The Sudhof lab major goal is to gain mechanistic insight into how synapses are formed and eliminated during development and throughout life. Towards that goal, Sudhof and his colleagues have identified major surface-signaling proteins that also are adhesion molecules and are key components of a sophisticated nanomachine organizing synapses. Functional disruption of these proteins causes a panoply of synaptic impairments, consistent with the notion that synapses are assembled via the concerted actions of multiple signaling pathways akin to a mosaic in which each individual stone piece contributes to the overall picture. Many of the proteins Sudhof identified are involved in neurological and neuropsychiatric disorders, consistent with a central role for synapses in human diseases.
Thomas C. Südhof
Le Pr Thomas C. Südhof, Prix Nobel 2013, est invité par l'équipe de recherche du Centre interdisciplinaire de recherche en biologie (CIRB), dirigée par Fekrije Selimi.
Thomas Südhof is a German-American biochemist known for his study of synaptic transmission.
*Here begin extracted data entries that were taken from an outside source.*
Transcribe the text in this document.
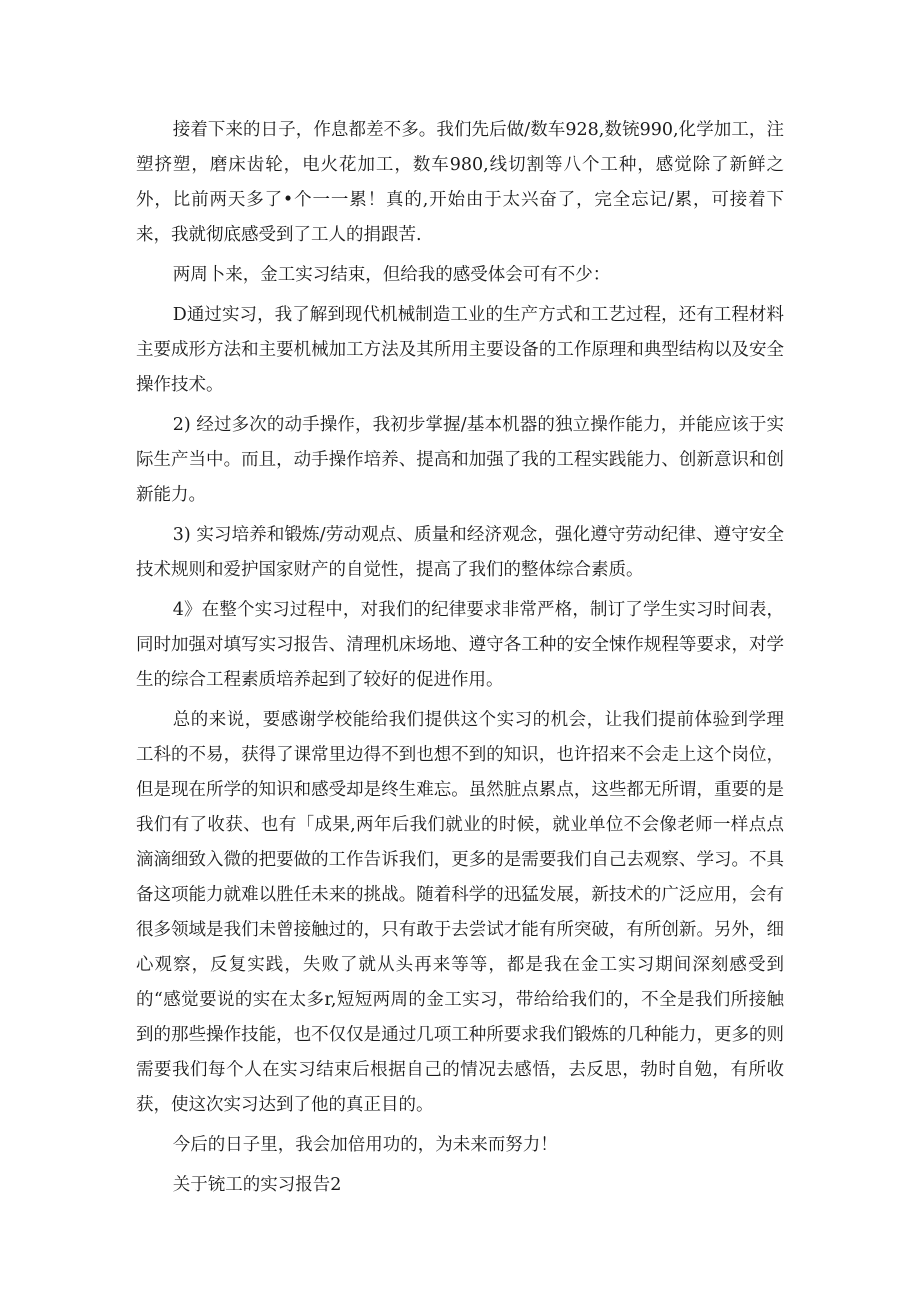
接着下来的日子，作息都差不多。我们先后做/数车928,数铳990,化学加工，注塑挤塑，磨床齿轮，电火花加工，数车980,线切割等八个工种，感觉除了新鲜之外，比前两天多了•个一一累！真的,开始由于太兴奋了，完全忘记/累，可接着下来，我就彻底感受到了工人的捐跟苦.

两周卜来，金工实习结束，但给我的感受体会可有不少：

D通过实习，我了解到现代机械制造工业的生产方式和工艺过程，还有工程材料主要成形方法和主要机械加工方法及其所用主要设备的工作原理和典型结构以及安全操作技术。

2) 经过多次的动手操作，我初步掌握/基本机器的独立操作能力，并能应该于实际生产当中。而且，动手操作培养、提高和加强了我的工程实践能力、创新意识和创新能力。

3) 实习培养和锻炼/劳动观点、质量和经济观念，强化遵守劳动纪律、遵守安全技术规则和爱护国家财产的自觉性，提高了我们的整体综合素质。

4》在整个实习过程中，对我们的纪律要求非常严格，制订了学生实习时间表，同时加强对填写实习报告、清理机床场地、遵守各工种的安全悚作规程等要求，对学生的综合工程素质培养起到了较好的促进作用。

总的来说，要感谢学校能给我们提供这个实习的机会，让我们提前体验到学理工科的不易，获得了课常里边得不到也想不到的知识，也许招来不会走上这个岗位，但是现在所学的知识和感受却是终生难忘。虽然脏点累点，这些都无所谓，重要的是我们有了收获、也有「成果,两年后我们就业的时候，就业单位不会像老师一样点点滴滴细致入微的把要做的工作告诉我们，更多的是需要我们自己去观察、学习。不具备这项能力就难以胜任未来的挑战。随着科学的迅猛发展，新技术的广泛应用，会有很多领域是我们未曾接触过的，只有敢于去尝试才能有所突破，有所创新。另外，细心观察，反复实践，失败了就从头再来等等，都是我在金工实习期间深刻感受到的“感觉要说的实在太多r,短短两周的金工实习，带给给我们的，不全是我们所接触到的那些操作技能，也不仅仅是通过几项工种所要求我们锻炼的几种能力，更多的则需要我们每个人在实习结束后根据自己的情况去感悟，去反思，勃时自勉，有所收获，使这次实习达到了他的真正目的。

今后的日子里，我会加倍用功的，为未来而努力！

关于铳工的实习报告2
Currently, he is a professor in the School of Medicine in the Department of Molecular and Cellular Physiology, and by courtesy in Neurology, and in Psychiatry and Behavioral Sciences at Stanford University.
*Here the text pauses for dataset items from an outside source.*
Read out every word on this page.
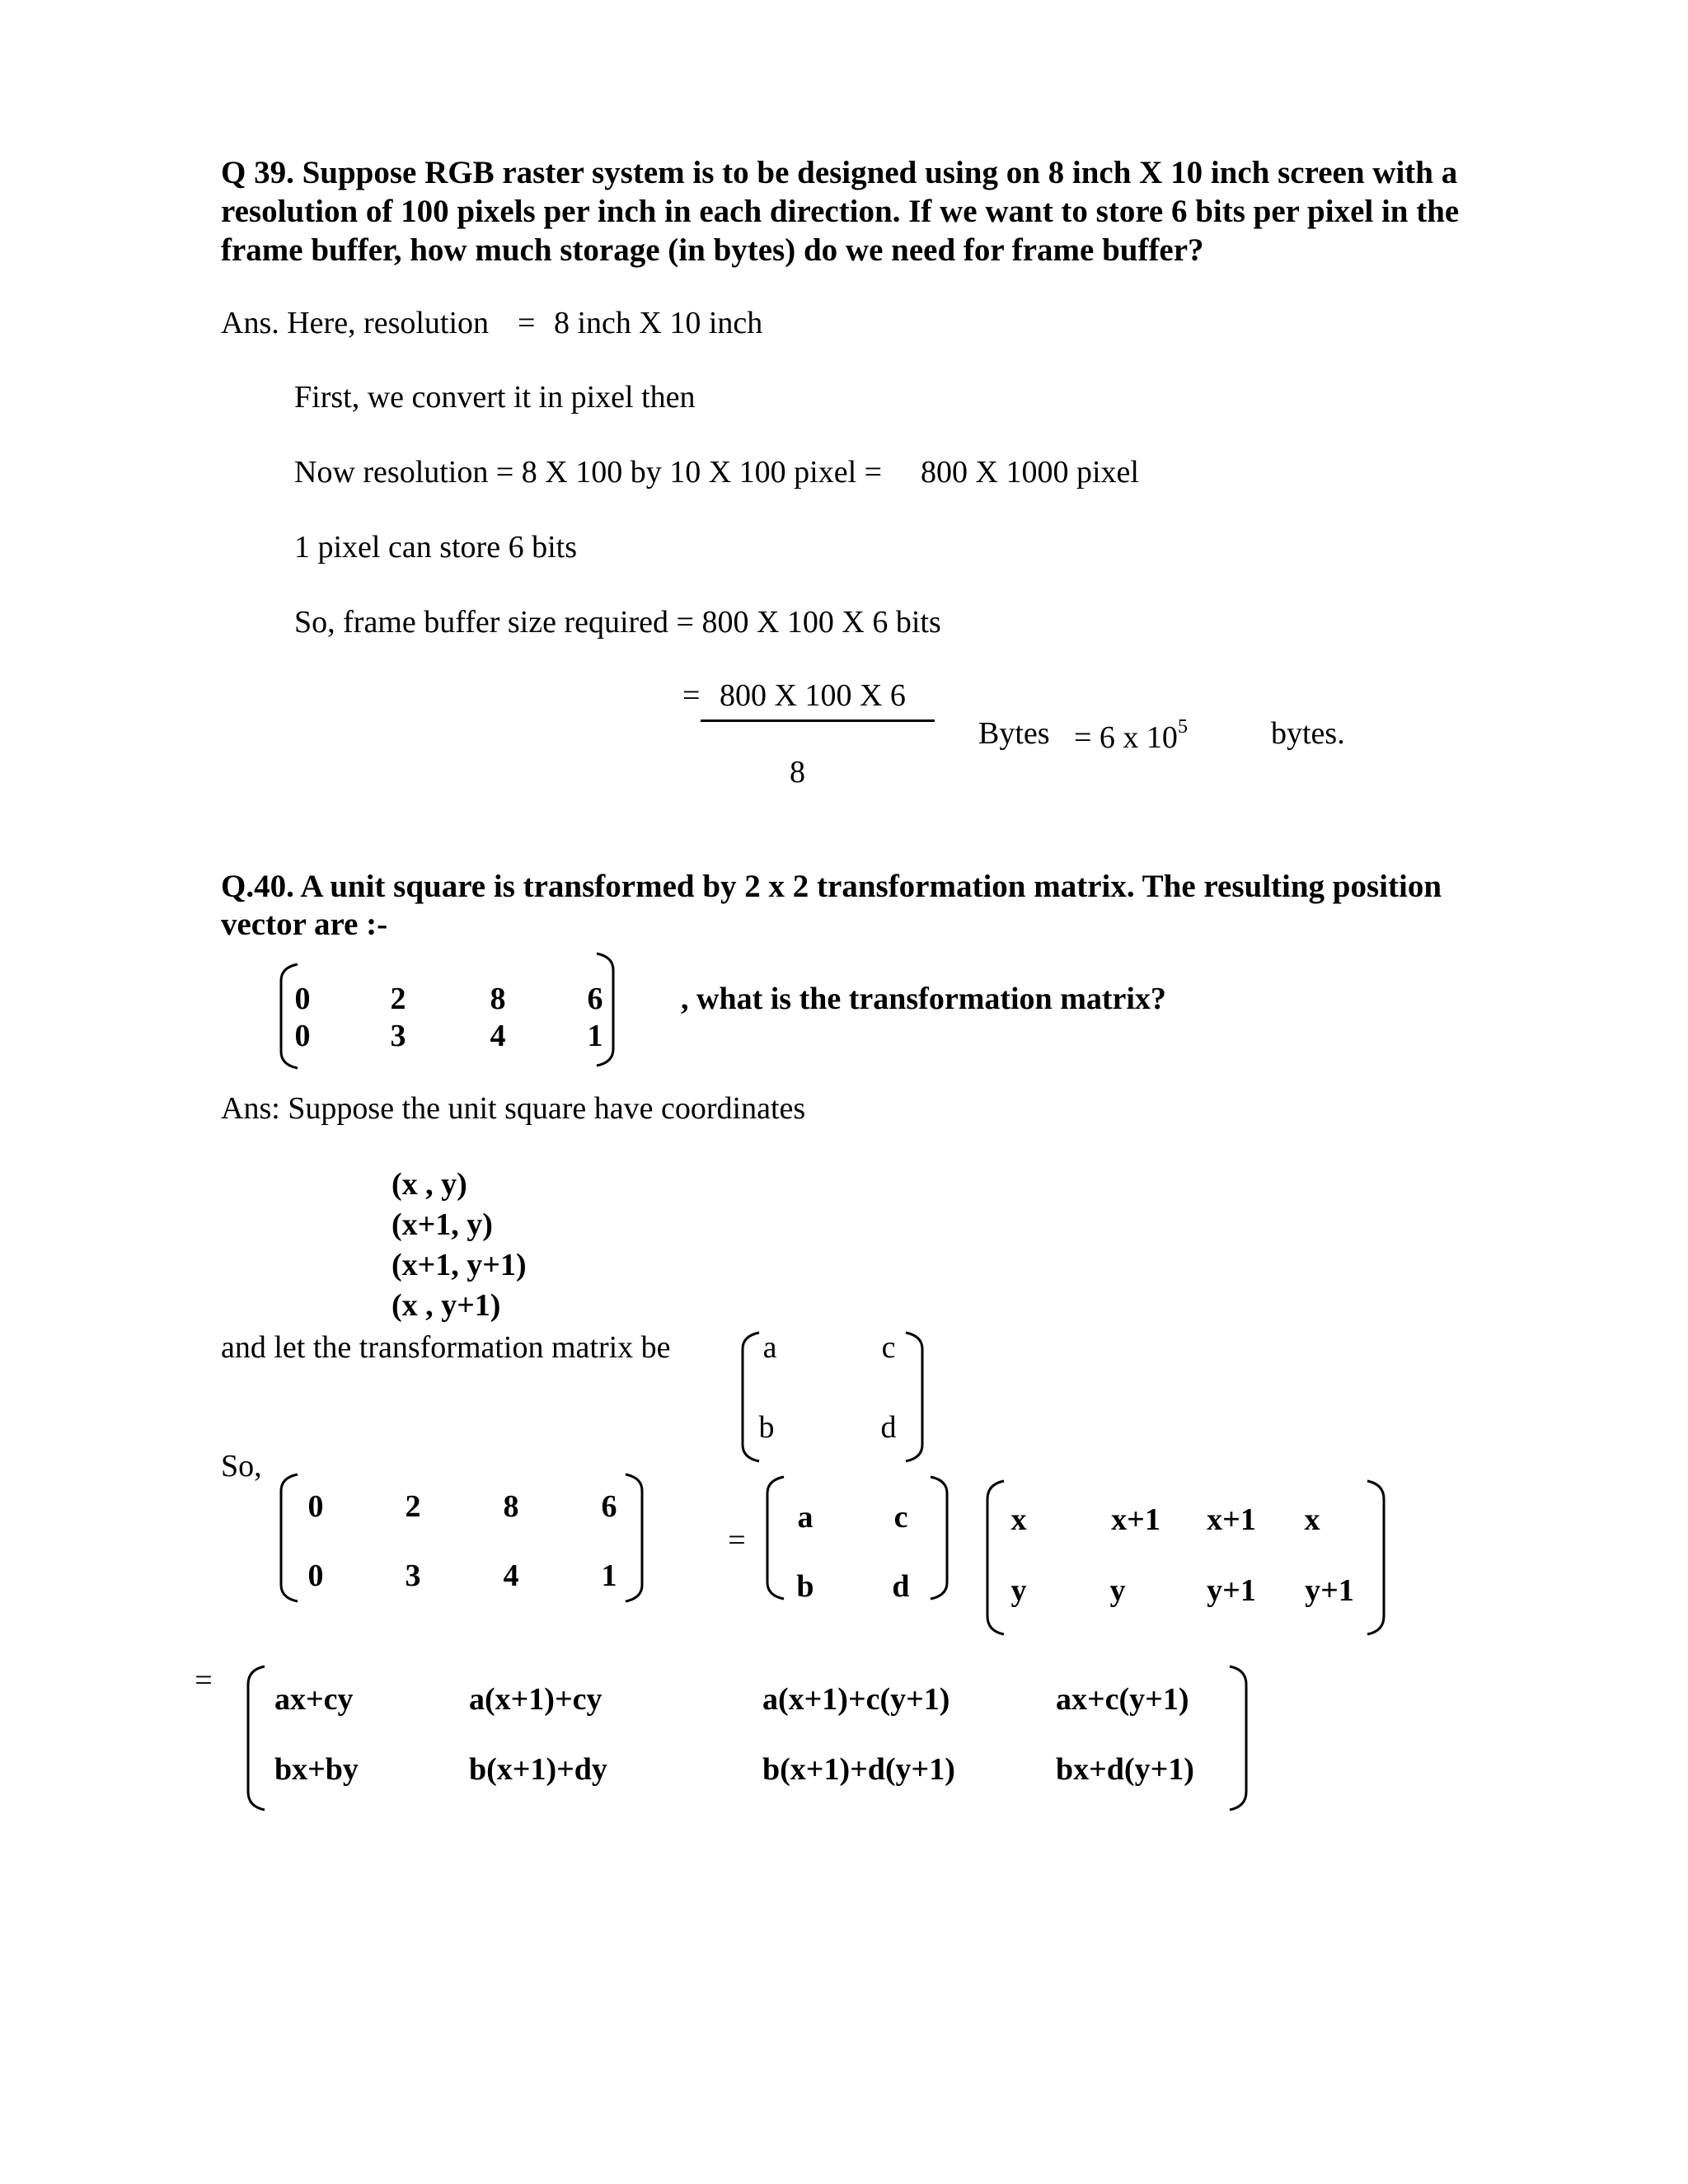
Q 39. Suppose RGB raster system is to be designed using on 8 inch X 10 inch screen with a
resolution of 100 pixels per inch in each direction. If we want to store 6 bits per pixel in the
frame buffer, how much storage (in bytes) do we need for frame buffer?
Ans. Here, resolution = 8 inch X 10 inch
First, we convert it in pixel then
Now resolution = 8 X 100 by 10 X 100 pixel = 800 X 1000 pixel
1 pixel can store 6 bits
So, frame buffer size required = 800 X 100 X 6 bits
= 800 X 100 X 6
8
Bytes = 6 x $10^5$	bytes.
Q.40. A unit square is transformed by 2 x 2 transformation matrix. The resulting position
vector are :-
0	2	8	6
0	3	4	1
, what is the transformation matrix?
Ans: Suppose the unit square have coordinates
(x , y)
(x+1, y)
(x+1, y+1)
(x , y+1)
and let the transformation matrix be	a	c
b	d
So,
0	2	8	6
0	3	4	1
=
a	c
b d
x	x+1 x+1 x
y	y	y+1 y+1
=
ax+cy	a(x+1)+cy	a(x+1)+c(y+1)	ax+c(y+1)
bx+by	b(x+1)+dy	b(x+1)+d(y+1)	bx+d(y+1)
Thomas Südhof, James Rothman and Randy Schekman are the 2013 Nobel Prize in Physiology or Medicine laureates for their work on vesicle trafficking.
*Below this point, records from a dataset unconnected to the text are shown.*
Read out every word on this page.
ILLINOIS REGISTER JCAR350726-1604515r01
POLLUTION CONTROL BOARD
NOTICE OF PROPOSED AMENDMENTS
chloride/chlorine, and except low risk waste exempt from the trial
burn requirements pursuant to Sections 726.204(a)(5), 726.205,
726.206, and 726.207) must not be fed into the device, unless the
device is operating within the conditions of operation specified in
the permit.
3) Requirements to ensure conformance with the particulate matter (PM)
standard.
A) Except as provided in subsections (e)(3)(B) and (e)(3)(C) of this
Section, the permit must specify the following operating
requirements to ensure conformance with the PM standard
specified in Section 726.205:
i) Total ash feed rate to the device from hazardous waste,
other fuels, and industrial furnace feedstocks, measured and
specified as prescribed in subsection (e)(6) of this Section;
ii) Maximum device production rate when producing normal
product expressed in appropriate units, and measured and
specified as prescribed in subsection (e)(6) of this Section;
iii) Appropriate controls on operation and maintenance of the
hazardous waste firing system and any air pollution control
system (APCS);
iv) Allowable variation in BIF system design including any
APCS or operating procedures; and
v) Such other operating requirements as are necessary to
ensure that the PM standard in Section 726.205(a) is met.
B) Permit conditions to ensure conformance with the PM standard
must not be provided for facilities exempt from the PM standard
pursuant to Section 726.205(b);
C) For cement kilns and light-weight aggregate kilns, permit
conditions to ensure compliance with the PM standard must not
Südhof studied medicine at the RWTH Aachen University, Harvard University, and then the University of Göttingen. In Göttingen Südhof worked on his doctoral thesis, in which he described the structure and function of chromaffin cells, at the Max Planck Institute for Biophysical Chemistry in the lab of Victor P. Whittaker. In 1982, he received his MD in medical science (Dr. med.) from the University of Göttingen. Südhof moved to the United States in 1983, where he began postdoctoral training in the department of molecular genetics at the University of Texas Health Science Center (now the UT Southwestern Medical Center) in Dallas, Texas, under the supervision of Michael Stuart Brown and Joseph L. Goldstein. During his postdoctoral research fellowship, Südhof worked to describe the role of the LDL receptor in cholesterol metabolism, for which Brown and Goldstein were awarded the Nobel Prize in Physiology or Medicine in 1985. Südhof finished his postdoctoral training in 1986 and was elected to be an investigator of the Howard Hughes Medical Institute. He then established his own laboratory at UT Southwestern Medical Center where he focused on the molecular and cellular neurosciences centered on synapses for over 20 years. In 2008, Südhof moved to Stanford University and is currently the Avram Goldstein Professor in the School of Medicine as well as a Professor of Molecular & Cellular Physiology, Psychiatry, and Neurology.